In this connection, the name and career of Mr Gorbachev comes to mind. Not because there's a prayer of his ever coming to power again – he got something like one per cent of the vote, and somebody noted significantly, most of his vote came from very young people who believed against the man's life history, that he was a true born again Western liberal. I myself was always perhaps unreasonably suspicious of Mr Gorbachev, considered as the Russian Adlai Stevenson. His long association with the KGB, that sticks in the throat. Any man who held power during the seventy years of communism had to know that the whole communist system was fortified by the existence of the secret police, the midnight knock on the door, the labour camp, by prison and torture. These were not aberrations of a strict, disciplined republic. They were its essential props. George Orwell put his finger on the nerve of our Western liberal ignorance or criminal indifference by writing the sin of the left in the 1930s was to be anti-fascist without being anti-totalitarian, which is to say, in that benighted decade, anti-Stalin.

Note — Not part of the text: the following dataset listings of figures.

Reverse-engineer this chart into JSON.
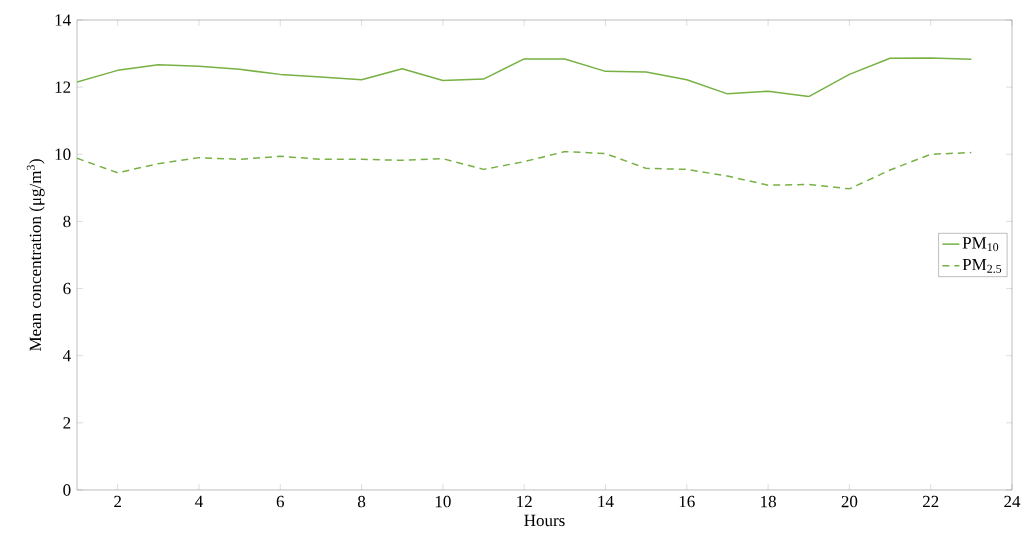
{
  "chart_data": {
    "type": "line",
    "xlabel": "Hours",
    "ylabel": "Mean concentration (μg/m$^{3}$)",
    "x": [
      1,
      2,
      3,
      4,
      5,
      6,
      7,
      8,
      9,
      10,
      11,
      12,
      13,
      14,
      15,
      16,
      17,
      18,
      19,
      20,
      21,
      22,
      23
    ],
    "series": [
      {
        "name": "PM$_{10}$",
        "color": "#77b144",
        "line_style": "solid",
        "values": [
          12.15,
          12.5,
          12.67,
          12.62,
          12.53,
          12.38,
          12.3,
          12.22,
          12.55,
          12.2,
          12.24,
          12.84,
          12.84,
          12.47,
          12.45,
          12.22,
          11.8,
          11.88,
          11.72,
          12.38,
          12.86,
          12.87,
          12.83
        ]
      },
      {
        "name": "PM$_{2.5}$",
        "color": "#77b144",
        "line_style": "dashed",
        "values": [
          9.88,
          9.45,
          9.72,
          9.9,
          9.85,
          9.94,
          9.85,
          9.85,
          9.82,
          9.87,
          9.55,
          9.78,
          10.08,
          10.02,
          9.58,
          9.55,
          9.35,
          9.08,
          9.1,
          8.97,
          9.53,
          10.0,
          10.05
        ]
      }
    ],
    "xlim": [
      1,
      24
    ],
    "xticks": [
      2,
      4,
      6,
      8,
      10,
      12,
      14,
      16,
      18,
      20,
      22,
      24
    ],
    "ylim": [
      0,
      14
    ],
    "yticks": [
      0,
      2,
      4,
      6,
      8,
      10,
      12,
      14
    ],
    "grid": false,
    "legend": "right",
    "marker": "none"
  }
}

In view of what we've come to learn in the past three decades – much of which sensible people guessed at and many more victims knew – it's now impossible to believe that anybody should have thought of Joseph Stalin as a very strict but kindly Uncle Joe, Roosevelt liked to call him, and not as he was, the bloodiest tyrant of this century, challenged for the title perhaps only by Pol Pot.

Well I've known two politicians who without self-righteousness did change their characters dramatically in one regard. President Harry Truman was brought up in Missouri, of a family which during the Civil War was on the confederate side. He learned from his mother and schoolmates to talk about wretched niggers and have no thought – as none of us did sixty years ago – about their rising from third class citizenship to become something other than servant or labourer or licensed clown.

Yet Harry Truman, once he got to Washington and mingled with other men from other states, he abolished segregation in the United States armed forces; he sponsored the first fair employment act, which nibbled away at segregation. Even more unlikely, even more surprisingly, Lyndon Johnson, a Texan of rude manners and, where race was concerned, certainly one of the good ol' boys, had something of a revelation when one day he started calling up all his southern friends and northern union leaders, everyone who'd guarded the white man's supremacy in jobs, in politics, and he said, I talked like you folks, I acted like you folks, but things have changed, have got to change. He, more than any other American, was responsible for the civil rights acts and the black revolution they brought about.

So I'm just wondering whether Mr Yeltsin has the belief and the strength to go on with the turbulent experiment of direct universal suffrage, and I'm praying that if the worst happens, General Lebed will not want to fulfil his earlier ambition of a prouder, larger, more orderly Russian empire.